How a Wirral charity is helping the children of Chernobyl, 25 years after nuclear disaster

TWENTY-FIVE years on from Chernobyl, kind-hearted Wirralians are opening their homes to children affected by the nuclear disaster.

Volunteers from the Chernobyl Children’s Life Line charity have welcomed over 800 children from Belarus to the borough every summer for the last 17 years.

Belarus received up to 70% of the radioactive fallout when the Chernobyl nuclear reactor in the Ukraine exploded on April 26, 1986.

It caused a huge increase in cancer among the population, particularly in children.

The disaster also dealt a major blow to the economy of the already impoverished country.

It had relied on agriculture exports for its main economic output but land was left heavily contaminated.

On May 18 the charity will welcome 16 children to Wirral for a month-long visit, giving their immune systems time to improve away from the radiation.

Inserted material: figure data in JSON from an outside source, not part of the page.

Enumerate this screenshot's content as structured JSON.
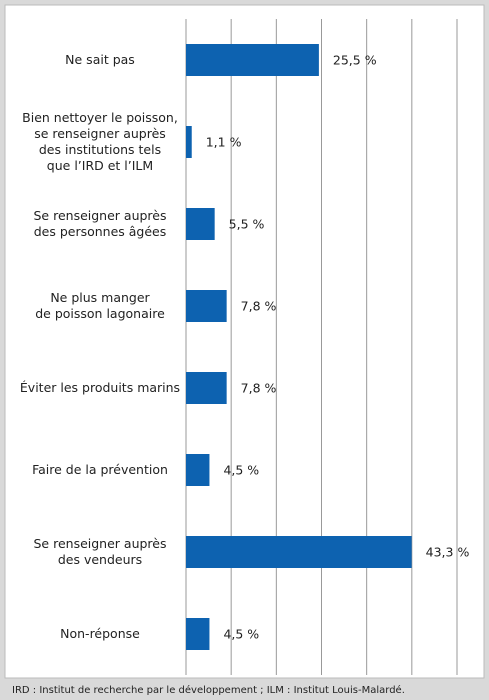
{
  "chart_data": {
    "type": "barh",
    "categories": [
      [
        "Ne sait pas"
      ],
      [
        "Bien nettoyer le poisson,",
        "se renseigner auprès",
        "des institutions tels",
        "que l’IRD et l’ILM"
      ],
      [
        "Se renseigner auprès",
        "des personnes âgées"
      ],
      [
        "Ne plus manger",
        "de poisson lagonaire"
      ],
      [
        "Éviter les produits marins"
      ],
      [
        "Faire de la prévention"
      ],
      [
        "Se renseigner auprès",
        "des vendeurs"
      ],
      [
        "Non-réponse"
      ]
    ],
    "values": [
      25.5,
      1.1,
      5.5,
      7.8,
      7.8,
      4.5,
      43.3,
      4.5
    ],
    "value_labels": [
      "25,5 %",
      "1,1 %",
      "5,5 %",
      "7,8 %",
      "7,8 %",
      "4,5 %",
      "43,3 %",
      "4,5 %"
    ],
    "color": "#0d62b0",
    "xlim": [
      0,
      52
    ],
    "grid": true,
    "footnote": "IRD : Institut de recherche par le développement ; ILM : Institut Louis-Malardé."
  }
}
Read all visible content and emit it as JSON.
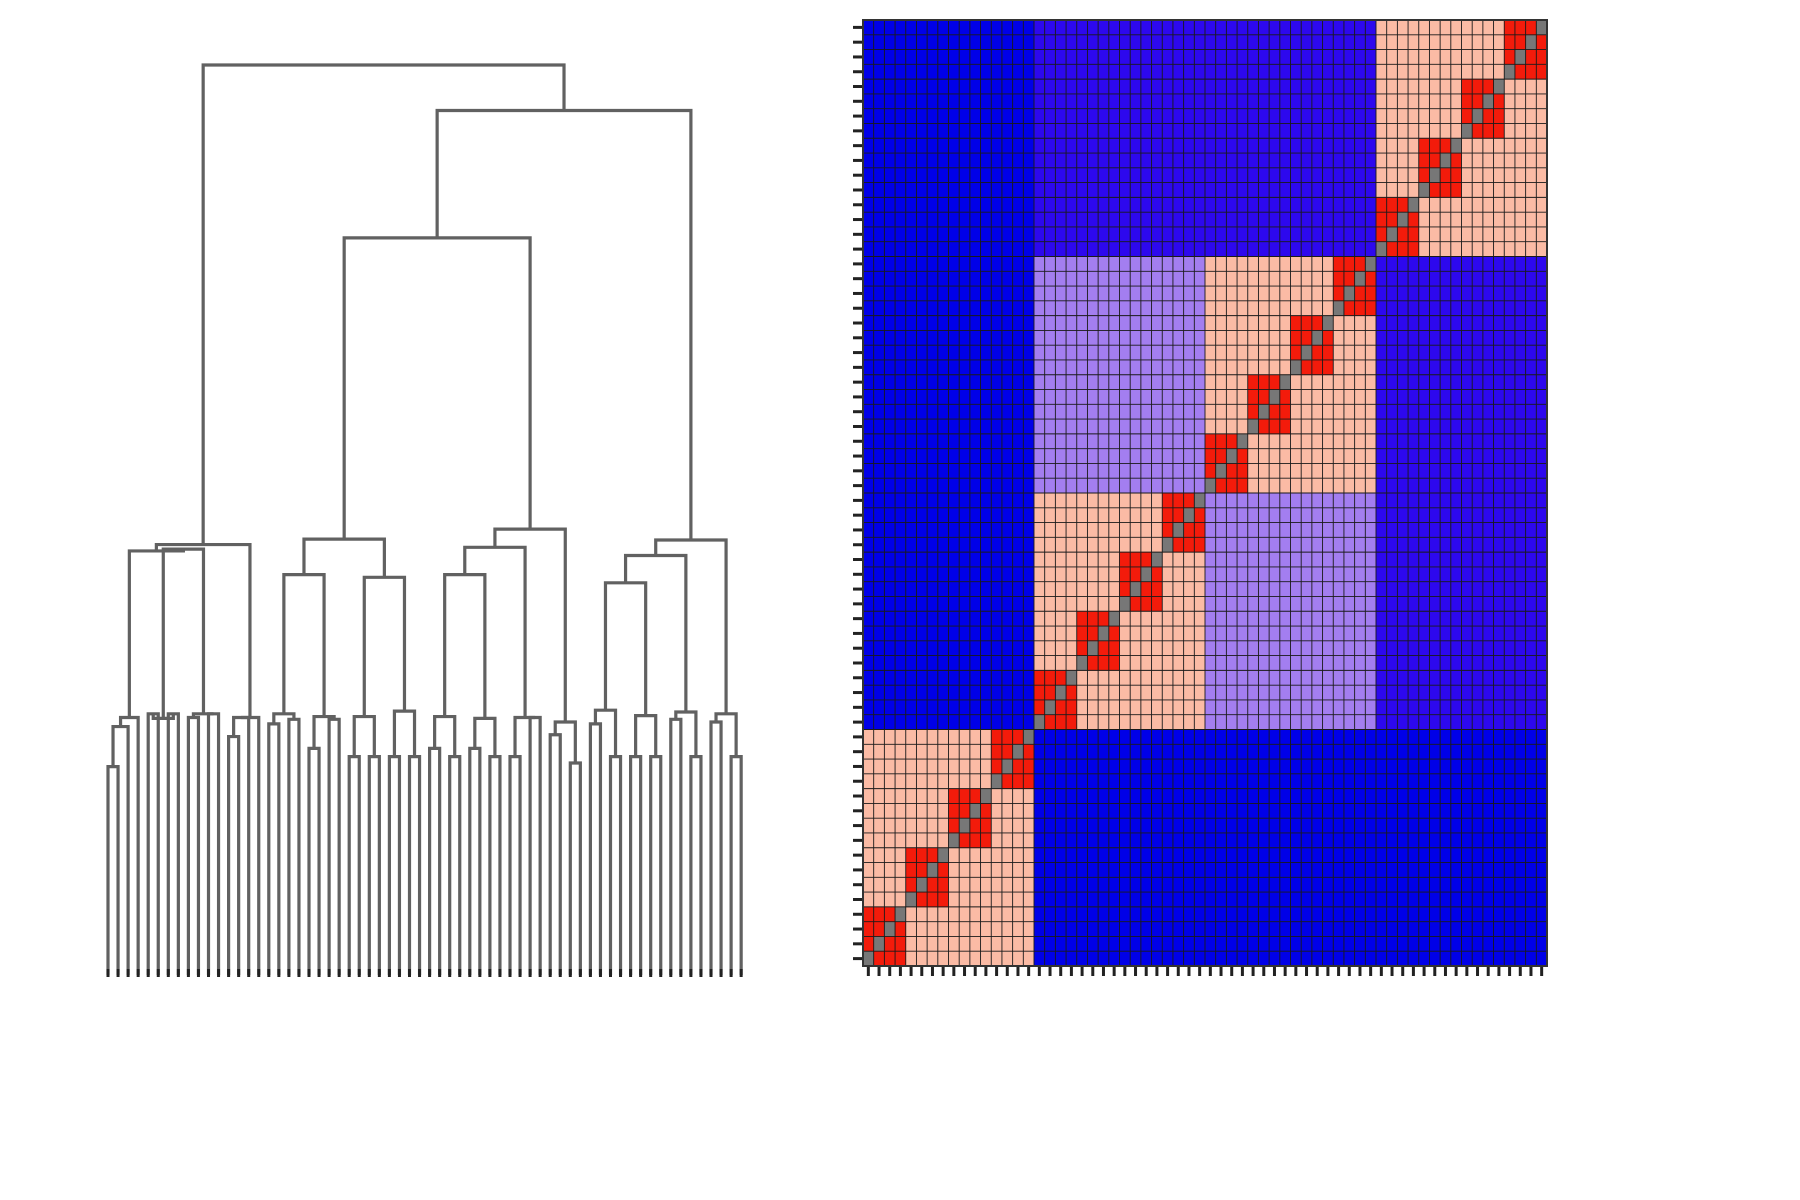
{
  "chart_data": [
    {
      "type": "dendrogram",
      "leaf_count": 64,
      "orientation": "top-down",
      "line_color": "#616161",
      "tick_color": "#222222",
      "title": "",
      "xlabel": "",
      "ylabel": "",
      "merge_heights": {
        "root": 1.0,
        "right_subtree": 0.95,
        "middle_subtree": 0.81,
        "left_group": 0.47,
        "group2": 0.48,
        "group3": 0.49,
        "group4": 0.48
      }
    },
    {
      "type": "heatmap",
      "rows": 64,
      "cols": 64,
      "block_size": 16,
      "sub_block_size": 4,
      "grid": true,
      "legend": "none",
      "title": "",
      "xlabel": "",
      "ylabel": "",
      "colors": {
        "diagonal": "#777777",
        "sub_block": "#f31b0b",
        "block": "#fbbba5",
        "near_block": "#a37ef0",
        "mid_far": "#2d08ee",
        "far": "#0000e8",
        "gridline": "#1a1a1a"
      },
      "block_relations": [
        [
          "block",
          "far",
          "far",
          "far"
        ],
        [
          "far",
          "block",
          "near_block",
          "mid_far"
        ],
        [
          "far",
          "near_block",
          "block",
          "mid_far"
        ],
        [
          "far",
          "mid_far",
          "mid_far",
          "block"
        ]
      ]
    }
  ]
}
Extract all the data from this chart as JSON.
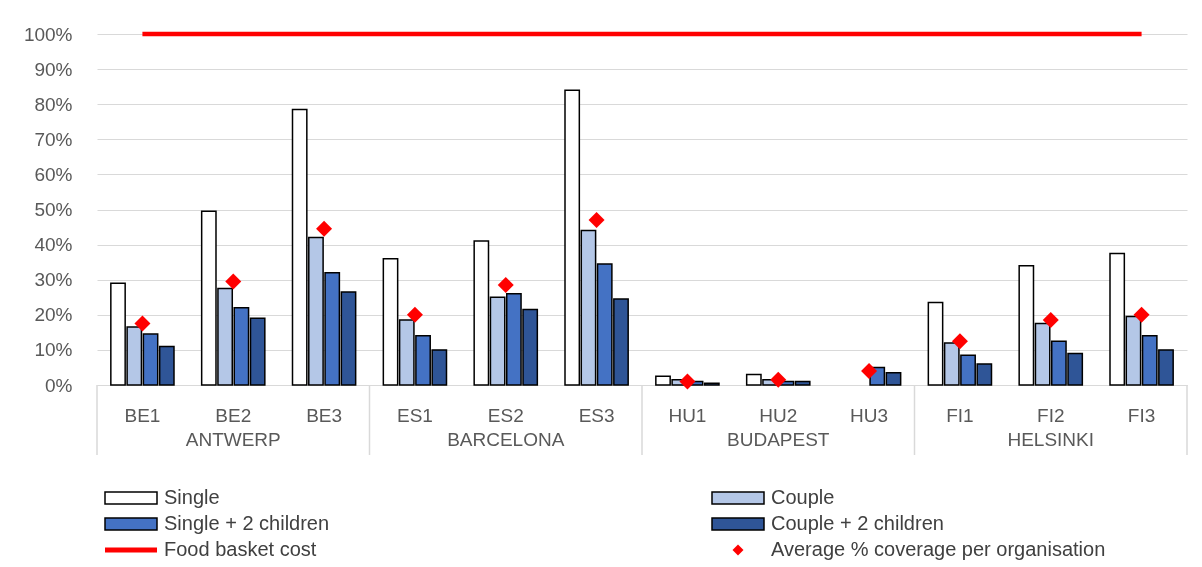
{
  "chart_data": {
    "type": "bar",
    "categories": [
      "BE1",
      "BE2",
      "BE3",
      "ES1",
      "ES2",
      "ES3",
      "HU1",
      "HU2",
      "HU3",
      "FI1",
      "FI2",
      "FI3"
    ],
    "series": [
      {
        "name": "Single",
        "color": "#ffffff",
        "values": [
          29,
          49.5,
          78.5,
          36,
          41,
          84,
          2.5,
          3,
          null,
          23.5,
          34,
          37.5
        ]
      },
      {
        "name": "Couple",
        "color": "#b4c7e7",
        "values": [
          16.5,
          27.5,
          42,
          18.5,
          25,
          44,
          1.5,
          1.5,
          null,
          12,
          17.5,
          19.5
        ]
      },
      {
        "name": "Single + 2 children",
        "color": "#4472c4",
        "values": [
          14.5,
          22,
          32,
          14,
          26,
          34.5,
          1,
          1,
          5,
          8.5,
          12.5,
          14
        ]
      },
      {
        "name": "Couple + 2 children",
        "color": "#2f5597",
        "values": [
          11,
          19,
          26.5,
          10,
          21.5,
          24.5,
          0.5,
          1,
          3.5,
          6,
          9,
          10
        ]
      },
      {
        "name": "Food basket cost",
        "type": "line",
        "color": "#ff0000",
        "values": [
          100,
          100,
          100,
          100,
          100,
          100,
          100,
          100,
          100,
          100,
          100,
          100
        ]
      },
      {
        "name": "Average % coverage per organisation",
        "type": "scatter",
        "marker": "diamond",
        "color": "#ff0000",
        "values": [
          17.5,
          29.5,
          44.5,
          20,
          28.5,
          47,
          1,
          1.5,
          4,
          12.5,
          18.5,
          20
        ]
      }
    ],
    "ylim": [
      0,
      100
    ],
    "yticks": [
      {
        "value": 0,
        "label": "0%"
      },
      {
        "value": 10,
        "label": "10%"
      },
      {
        "value": 20,
        "label": "20%"
      },
      {
        "value": 30,
        "label": "30%"
      },
      {
        "value": 40,
        "label": "40%"
      },
      {
        "value": 50,
        "label": "50%"
      },
      {
        "value": 60,
        "label": "60%"
      },
      {
        "value": 70,
        "label": "70%"
      },
      {
        "value": 80,
        "label": "80%"
      },
      {
        "value": 90,
        "label": "90%"
      },
      {
        "value": 100,
        "label": "100%"
      }
    ],
    "grid": "y",
    "legend": "bottom",
    "annotations": [
      "ANTWERP",
      "BARCELONA",
      "BUDAPEST",
      "HELSINKI"
    ]
  }
}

The Wirral group was run for many years by Cynthia and Peter Hinton, both now in their 70s.

West Kirby couple Sue and Bruce Riley, who run Wallasey letting agency Keystone Property Management, took over last September.

Mother-of-three Sue, 42, said: “The children are so brave. They come over to stay with people they don’t know and they can’t really understand them because of the language barrier, even though many of our host families have picked up bits of Russian.

“Many tell us they dream of being picked to come. Wirral is well thought of because we do so much with them and they love coming to the beach.”